Thursday, September 2, 2010

Empowerment

This whole calorie counting thing is really empowering. Everyone who has unresolved food issues, if they haven't tried it, should do it (non-judgmentally) for a bit. I know the food journal thing is annoying as hell to some - I hated the idea of doing in high school. Actually, I didn't hate the idea, I hated the reality. Because you know what happened: I didn't want to go to the trouble of writing stuff down, so I hardly ate anything, and so I got hungry and cranky and didn't get any useful information about my eating habits because I wasn't following my usual eating habits.

Somehow that has changed. Maybe it's that I have my journal in a Google Doc, making it accessible, or that I eat in a more regular fashion than I did back then. At any rate, I feel like I have so much more understanding and control over my diet now. I won't go into details about my childhood since I can't remember it terribly objectively, but suffice it to say I developed a deprivation complex of sorts. (Note: I think my inappropriate portions were unrelated to this.) And I think I am not stepping out of my objectivity to say that my "forbidden fruits" shared two characteristics: 1) they were eaten in my family less often than I'd have liked and talked about in such a way as to mark them as only appropriate in such rarity, and 2) when we did have them, they were accompanied by "compensation talk" of the sort that just makes it no fun. I imagine this is similar to the guilt-talk many dieters tell themselves when they indulge. It would be the "oh we'll have to have a big salad for dinner because of this", it would be the exploration of how "unhealthy" it was, even while we were eating it... My parents are a little more lax now in their actions, and say they indulge often enough that how can food issues be justified for my sister? But you can't enjoy your indulgences when there's always a soundtrack of how you have to compensate for them.

And so, in high school, with my babysitting money, I would buy chocolate bars. I would eat a whole chocolate bar at once, y'know, one of those 3.5 oz bars. I didn't buy them all the time for a long period, but some weeks I might have eaten three of them. I ate them at school on my breaks, away from compensation talk. Of course, eating nearly a pound of milk chocolate a week is not the best nutritional practice. But as far as I'm concerned now, my parents were wrong too.

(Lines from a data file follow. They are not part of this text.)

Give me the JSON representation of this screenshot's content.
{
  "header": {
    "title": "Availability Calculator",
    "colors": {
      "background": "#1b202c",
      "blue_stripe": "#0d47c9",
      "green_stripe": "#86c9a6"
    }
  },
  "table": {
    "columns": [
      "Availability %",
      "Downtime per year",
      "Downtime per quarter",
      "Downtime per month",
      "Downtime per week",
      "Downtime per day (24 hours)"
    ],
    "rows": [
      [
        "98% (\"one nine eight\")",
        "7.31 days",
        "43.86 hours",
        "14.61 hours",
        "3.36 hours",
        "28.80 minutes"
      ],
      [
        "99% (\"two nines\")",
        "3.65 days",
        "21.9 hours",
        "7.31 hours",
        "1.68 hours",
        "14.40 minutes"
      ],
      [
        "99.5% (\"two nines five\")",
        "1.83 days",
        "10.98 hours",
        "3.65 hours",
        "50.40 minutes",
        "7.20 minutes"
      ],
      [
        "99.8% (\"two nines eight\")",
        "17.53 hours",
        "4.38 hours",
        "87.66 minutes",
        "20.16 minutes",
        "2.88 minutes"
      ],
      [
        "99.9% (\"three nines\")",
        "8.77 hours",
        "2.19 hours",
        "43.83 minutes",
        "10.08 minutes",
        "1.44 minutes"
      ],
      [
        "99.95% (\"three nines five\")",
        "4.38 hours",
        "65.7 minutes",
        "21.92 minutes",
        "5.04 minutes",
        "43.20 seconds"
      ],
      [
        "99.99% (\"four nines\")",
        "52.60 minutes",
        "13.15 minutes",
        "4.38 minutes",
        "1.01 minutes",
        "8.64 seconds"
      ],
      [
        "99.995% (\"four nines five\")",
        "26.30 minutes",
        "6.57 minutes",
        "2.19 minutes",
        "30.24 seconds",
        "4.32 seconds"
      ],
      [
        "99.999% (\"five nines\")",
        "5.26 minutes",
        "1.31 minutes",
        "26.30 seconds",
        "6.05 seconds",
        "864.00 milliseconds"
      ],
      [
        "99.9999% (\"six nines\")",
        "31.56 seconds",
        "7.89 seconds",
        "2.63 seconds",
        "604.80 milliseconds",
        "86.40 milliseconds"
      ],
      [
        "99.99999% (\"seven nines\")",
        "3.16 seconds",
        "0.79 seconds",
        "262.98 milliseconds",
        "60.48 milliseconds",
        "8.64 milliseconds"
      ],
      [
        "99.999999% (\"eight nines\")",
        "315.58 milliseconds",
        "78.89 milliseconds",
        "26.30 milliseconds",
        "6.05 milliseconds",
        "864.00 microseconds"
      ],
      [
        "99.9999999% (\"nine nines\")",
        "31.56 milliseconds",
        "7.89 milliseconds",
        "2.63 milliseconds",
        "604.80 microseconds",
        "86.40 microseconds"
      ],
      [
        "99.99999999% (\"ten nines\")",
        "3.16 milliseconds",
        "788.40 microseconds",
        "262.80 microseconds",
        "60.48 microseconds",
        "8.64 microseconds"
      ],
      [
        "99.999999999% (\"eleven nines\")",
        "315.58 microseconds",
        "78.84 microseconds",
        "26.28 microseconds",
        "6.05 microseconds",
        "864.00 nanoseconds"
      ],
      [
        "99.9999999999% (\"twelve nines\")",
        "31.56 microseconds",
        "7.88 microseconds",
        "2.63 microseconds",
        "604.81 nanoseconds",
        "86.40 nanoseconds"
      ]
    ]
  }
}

Now, I have my general idea of what a healthy diet is, and I have my primary rule that my daily calories must come in under a certain amount. And you know what I realized? There's no reason I can't eat chocolate every day if I want to, as long as I eat a small amount and fit it into my overall daily plan. I don't have to eat it only on rare occasions, nor do I feel compelled to chomp whole chocolate bars, in the back of my mind knowing I'm doing myself in. And so for a few weeks this summer, I practically celebrated the fact. I ate about 100 calories of chocolate every day for about two weeks and I really enjoyed it. Then I didn't want to spend the money on chocolate next time I was at the grocery store, so I stopped. I didn't miss it that much. It hasn't been a big deal. I thought of all this because I ate chocolate again today, maybe a month or six weeks since the last time. It was a 1.2 oz 70% cocoa dark Lindt bar that weighed in at 170 calories and it was delicious.